INSTITUT IGH, d.d.
- Company type: Joint-stock company
- Traded as: ZSE: IGH
- Industry: Civil engineering
- Founded: 1949
- Headquarters: Zagreb, Croatia
- Key people: Robert Petrosian Managing Director
- Number of employees: 568
- Website: www.igh.hr

= Institut IGH =

Institut IGH, d.d. is a Croatian company active in civil engineering professional services and scientific research, including development of designs, studies, supervision, consulting, investigation works, assessments, laboratory testing and instrument calibration. The company has received certificates for the services it provides, namely: EN ISO 9001, EN ISO 14001 and OHSAS 18001.

Designs developed by Institut IGH include sections and structures on a number of Croatian motorways such as the A5 motorway Osijek - Đakovo section; the A4 motorway Novi Marof - Breznički Hum section and Hrastovec Tunnel on the A4 motorway; significant portions of the A1 motorway; as well as designs and other documents and services related to construction of the Pelješac Bridge; reconstruction and expansion of Port of Gruž, Dubrovnik, Croatia; construction of Adler - Alpika road near Sochi, Russia; reconstruction of Zagreb Airport etc.

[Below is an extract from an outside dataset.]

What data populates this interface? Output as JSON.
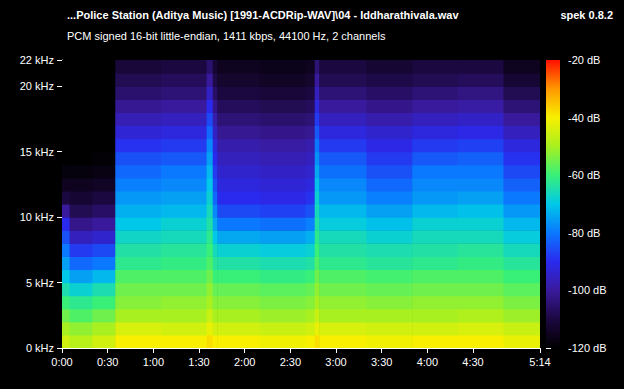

Share capital of the company is 116,604,710.00 Croatian kuna and 613,709 shares of the company have been issued at nominal value of 190.00 kuna. The company is listed at Zagreb Stock Exchange and included in its CROBEX index. General manager of the company is Robert Petrosian.

IGH was founded as Laboratorij građevinarstva (Civil Engineering Laboratory) in 1949, and renamed to Institut građevinarstva Hrvatske (Institute of Civil Engineering of Croatia) in 1951. It became part of the academic system in 1962, and merged with the Faculty of Civil Engineering of the University of Zagreb in 1977. Since 1991 the Institute functions separately. In 2009, the company name was shortened to the present form.